Numerous individuals have suffered serious financial consequences as a result of obtaining payday loans. As a result, the United States Senate committee has appointed a special panel to investigate the situation. In addition, many states are also evaluating complaints lodged by consumers. Overall, there is an increasing trend towards tighter regulations. Before applying for a payday loan, it would be helpful to know the current legislative situation in your state in regard to this type of lender.

As you may be aware, a payday loan is a cash advance that uses your next paycheck as a form of collateral. In many cases, the term of these loans ranges from one week to two weeks, which would correspond with your payday. Typically, you will have to pay an application fee, which may be taken out of your loan amount. Unfortunately, these fees can be very high, and help to increase the burden of accrued penalties and interest.

In many cases, people cannot afford to pay off the loan plus interest once their paycheck comes in. As a result, they must also pay nsf charges to the lender as well as the bank. In addition to these charges, late payment fees and penalties can quickly add up to hundreds of dollars. Unfortunately, few individuals realize that there is a 60% cap on interest that a lender can charge in one year.

Because many payday loan vendors actually charge well over 140% per year, some states have outlawed payday loans altogether. As an example, payday loan vendors cannot operate or solicit in North Carolina as the result of a judgment passed on March 1 2006. In addition, on any existing payday loans, lenders must accept the principal amount as payment in full. The judgment also stipulates that payday loan vendors that operated in North Carolina must contribute $700,000 to a non-profit organization dedicated to debt relief.

On the other side of it, payday loan companies feel they have a right to charge high interest rates and penalties. Among other things, they cite the fact that a substantial number of loans never get repaid. That said, one would logically expect this type of situation to occur when interest rates and associated fees are beyond affordable limits. One might even go so far as to say that payday loan vendors create their own problems.

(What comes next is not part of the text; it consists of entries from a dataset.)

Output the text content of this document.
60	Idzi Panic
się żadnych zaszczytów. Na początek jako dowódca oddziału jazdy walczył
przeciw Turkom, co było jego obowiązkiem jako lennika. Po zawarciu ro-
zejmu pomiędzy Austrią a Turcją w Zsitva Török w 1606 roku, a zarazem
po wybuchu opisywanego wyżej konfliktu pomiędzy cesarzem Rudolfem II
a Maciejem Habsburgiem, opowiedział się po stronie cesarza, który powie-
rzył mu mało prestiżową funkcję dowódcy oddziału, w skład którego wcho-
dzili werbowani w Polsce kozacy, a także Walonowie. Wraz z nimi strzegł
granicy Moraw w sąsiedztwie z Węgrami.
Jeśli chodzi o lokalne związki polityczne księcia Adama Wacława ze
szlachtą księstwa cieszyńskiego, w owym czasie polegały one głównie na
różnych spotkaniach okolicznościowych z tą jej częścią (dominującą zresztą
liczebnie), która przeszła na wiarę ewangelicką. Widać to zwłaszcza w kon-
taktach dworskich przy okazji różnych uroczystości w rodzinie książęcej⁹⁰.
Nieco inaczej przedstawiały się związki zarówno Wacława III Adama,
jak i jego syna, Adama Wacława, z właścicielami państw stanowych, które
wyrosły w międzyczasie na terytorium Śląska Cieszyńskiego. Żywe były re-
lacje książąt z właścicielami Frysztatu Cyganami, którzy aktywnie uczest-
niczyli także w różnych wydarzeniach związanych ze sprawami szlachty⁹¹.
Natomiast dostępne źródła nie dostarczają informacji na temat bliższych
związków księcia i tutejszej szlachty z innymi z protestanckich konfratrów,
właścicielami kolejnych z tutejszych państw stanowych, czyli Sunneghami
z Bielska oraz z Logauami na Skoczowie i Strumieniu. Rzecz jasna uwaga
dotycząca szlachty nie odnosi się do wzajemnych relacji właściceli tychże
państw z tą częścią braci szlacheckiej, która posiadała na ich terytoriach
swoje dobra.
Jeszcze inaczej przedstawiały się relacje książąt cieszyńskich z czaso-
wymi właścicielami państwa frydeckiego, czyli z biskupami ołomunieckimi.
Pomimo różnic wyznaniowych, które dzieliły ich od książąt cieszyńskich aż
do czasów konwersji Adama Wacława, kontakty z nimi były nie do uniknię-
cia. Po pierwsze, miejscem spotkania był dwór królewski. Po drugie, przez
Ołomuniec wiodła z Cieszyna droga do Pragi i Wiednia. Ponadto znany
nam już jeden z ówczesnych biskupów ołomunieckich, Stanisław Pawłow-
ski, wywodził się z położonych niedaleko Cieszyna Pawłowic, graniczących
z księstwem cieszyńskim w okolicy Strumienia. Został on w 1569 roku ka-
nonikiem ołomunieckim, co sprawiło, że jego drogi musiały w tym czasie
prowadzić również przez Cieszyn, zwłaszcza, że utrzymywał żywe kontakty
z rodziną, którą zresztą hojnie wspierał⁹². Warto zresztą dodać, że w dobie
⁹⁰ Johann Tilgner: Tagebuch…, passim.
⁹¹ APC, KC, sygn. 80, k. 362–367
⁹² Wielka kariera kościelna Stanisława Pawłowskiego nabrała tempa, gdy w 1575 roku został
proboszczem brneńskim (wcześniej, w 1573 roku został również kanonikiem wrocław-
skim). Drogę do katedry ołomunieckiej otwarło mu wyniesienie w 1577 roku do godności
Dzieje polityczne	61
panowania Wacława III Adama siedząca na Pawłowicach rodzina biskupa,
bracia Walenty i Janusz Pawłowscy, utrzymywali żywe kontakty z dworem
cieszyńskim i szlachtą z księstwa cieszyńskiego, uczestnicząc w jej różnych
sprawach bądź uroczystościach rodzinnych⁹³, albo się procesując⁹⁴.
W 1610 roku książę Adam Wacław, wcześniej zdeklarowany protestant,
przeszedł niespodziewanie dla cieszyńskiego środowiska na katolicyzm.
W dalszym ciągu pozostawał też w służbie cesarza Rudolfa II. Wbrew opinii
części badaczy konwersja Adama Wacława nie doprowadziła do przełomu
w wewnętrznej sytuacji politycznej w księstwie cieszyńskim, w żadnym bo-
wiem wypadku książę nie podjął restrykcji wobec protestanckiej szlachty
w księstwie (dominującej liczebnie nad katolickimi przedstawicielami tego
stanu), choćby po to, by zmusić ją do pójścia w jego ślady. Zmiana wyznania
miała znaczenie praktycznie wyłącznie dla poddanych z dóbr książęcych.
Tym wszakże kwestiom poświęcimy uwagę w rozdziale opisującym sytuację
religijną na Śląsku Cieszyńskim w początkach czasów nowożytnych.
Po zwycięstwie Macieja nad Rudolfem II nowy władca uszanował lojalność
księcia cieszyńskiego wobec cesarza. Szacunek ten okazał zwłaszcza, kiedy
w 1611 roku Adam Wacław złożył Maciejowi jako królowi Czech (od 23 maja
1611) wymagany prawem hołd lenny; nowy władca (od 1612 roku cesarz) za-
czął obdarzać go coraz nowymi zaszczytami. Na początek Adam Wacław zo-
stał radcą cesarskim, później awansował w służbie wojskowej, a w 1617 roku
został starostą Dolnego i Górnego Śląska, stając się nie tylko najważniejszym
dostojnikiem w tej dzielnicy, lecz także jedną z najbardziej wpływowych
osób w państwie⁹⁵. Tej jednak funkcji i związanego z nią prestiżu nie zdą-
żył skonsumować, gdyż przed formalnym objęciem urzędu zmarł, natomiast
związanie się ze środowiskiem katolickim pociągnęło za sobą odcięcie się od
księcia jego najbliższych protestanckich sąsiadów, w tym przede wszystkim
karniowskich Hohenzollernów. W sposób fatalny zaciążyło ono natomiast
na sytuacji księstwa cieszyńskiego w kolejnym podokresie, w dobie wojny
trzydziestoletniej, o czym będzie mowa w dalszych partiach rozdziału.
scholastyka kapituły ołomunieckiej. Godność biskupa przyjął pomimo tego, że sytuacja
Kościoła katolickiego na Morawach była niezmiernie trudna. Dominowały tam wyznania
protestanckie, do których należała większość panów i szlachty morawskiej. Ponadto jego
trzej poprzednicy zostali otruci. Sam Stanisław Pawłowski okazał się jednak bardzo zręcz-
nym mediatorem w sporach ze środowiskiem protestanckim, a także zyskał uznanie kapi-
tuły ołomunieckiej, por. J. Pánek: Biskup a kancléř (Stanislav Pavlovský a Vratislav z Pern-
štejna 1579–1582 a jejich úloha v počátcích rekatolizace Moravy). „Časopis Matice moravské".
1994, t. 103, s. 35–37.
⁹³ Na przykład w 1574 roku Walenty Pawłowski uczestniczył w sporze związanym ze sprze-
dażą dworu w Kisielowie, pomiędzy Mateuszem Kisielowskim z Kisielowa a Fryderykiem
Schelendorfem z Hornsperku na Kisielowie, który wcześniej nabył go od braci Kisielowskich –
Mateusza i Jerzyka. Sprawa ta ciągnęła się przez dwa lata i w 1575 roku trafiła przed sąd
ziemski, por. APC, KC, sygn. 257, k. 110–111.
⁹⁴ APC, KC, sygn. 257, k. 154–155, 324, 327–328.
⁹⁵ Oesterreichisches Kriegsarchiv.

Proponents of the payday loan industry have also sought to defend themselves in the face of an onslaught of legitimate complaints against them. As an example, in his report titled "Defining and Detecting Predatory Lending" Donald. P. Morgan defines predatory lending as a "welfare reducing provision of credit". Perhaps when such sentiments exist within an industry, it is no wonder that governing bodies are considering banning payday loans altogether, and perhaps even awarding settlements to people that were the victims of these lenders.

Today, the activities of payday loan lenders remains under close scrutiny. Without a question, as regulations continue to tighten, payday loans will become more difficult to obtain. That said, perhaps that is the only answer to ensuring that individuals do not take on more debt than they can afford to manage.